I am studying tensorboard code from Dandelion Mane specificially: https://github.com/dandelionmane/tf-dev-summit-tensorboard-tutorial/blob/master/mnist.py
His convolution layer is specifically defined as:
def conv_layer(input, size_in, size_out, name="conv"):
with tf.name_scope(name):
w = tf.Variable(tf.truncated_normal([5, 5, size_in, size_out], stddev=0.1), name="W")
b = tf.Variable(tf.constant(0.1, shape=[size_out]), name="B")
conv = tf.nn.conv2d(input, w, strides=[1, 1, 1, 1], padding="SAME")
act = tf.nn.relu(conv + b)
tf.summary.histogram("weights", w)
tf.summary.histogram("biases", b)
tf.summary.histogram("activations", act)
return tf.nn.max_pool(act, ksize=[1, 2, 2, 1], strides=[1, 2, 2, 1], padding="SAME")
I am trying to work out what is the effect of the conv2d
on the input tensor size.
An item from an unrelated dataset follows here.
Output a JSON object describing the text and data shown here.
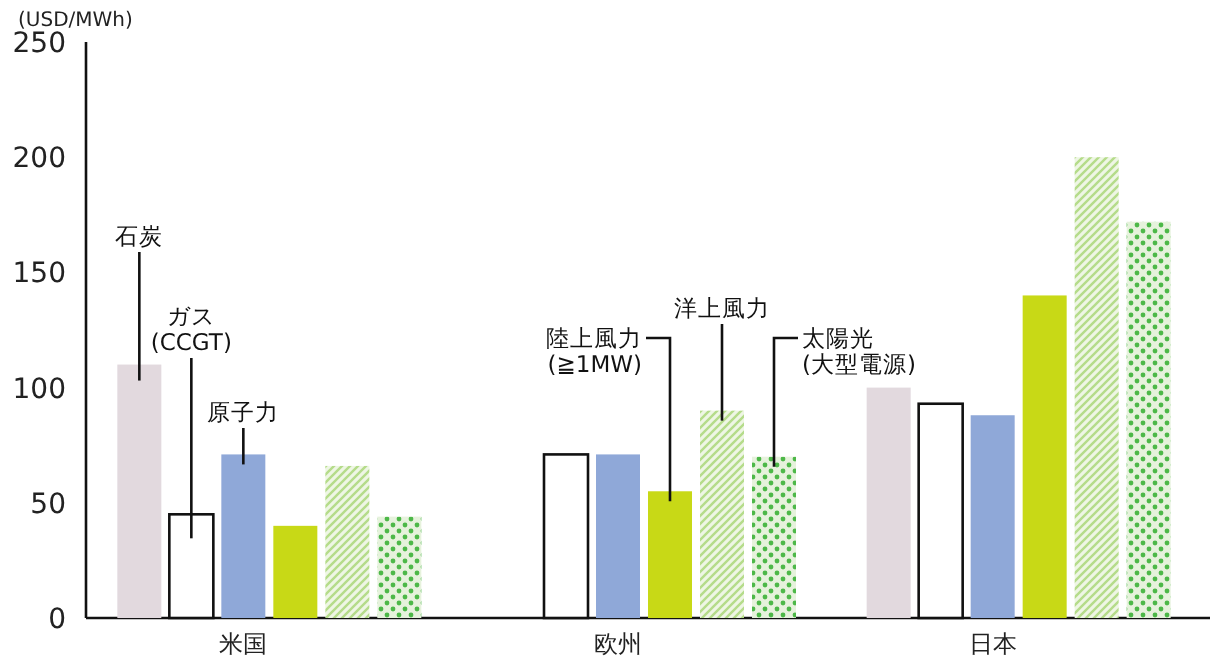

As far as I can tell it seems the first 3 dimensions are unchanged but the last dimension of the output follows the size of the last dimension of w
.
For example, ?x47x36x64 input becomes ?x47x36x128 with w shape=5x5x64x128
And I also see that: ?x24x18x128 becomes ?x24x18x256 with w shape=5x5x128x256
So, is the resultant size for input: [a,b,c,d]
the output size of [a,b,c,w.shape[3]]
?
Would it be correct to think that the first dimension does not change?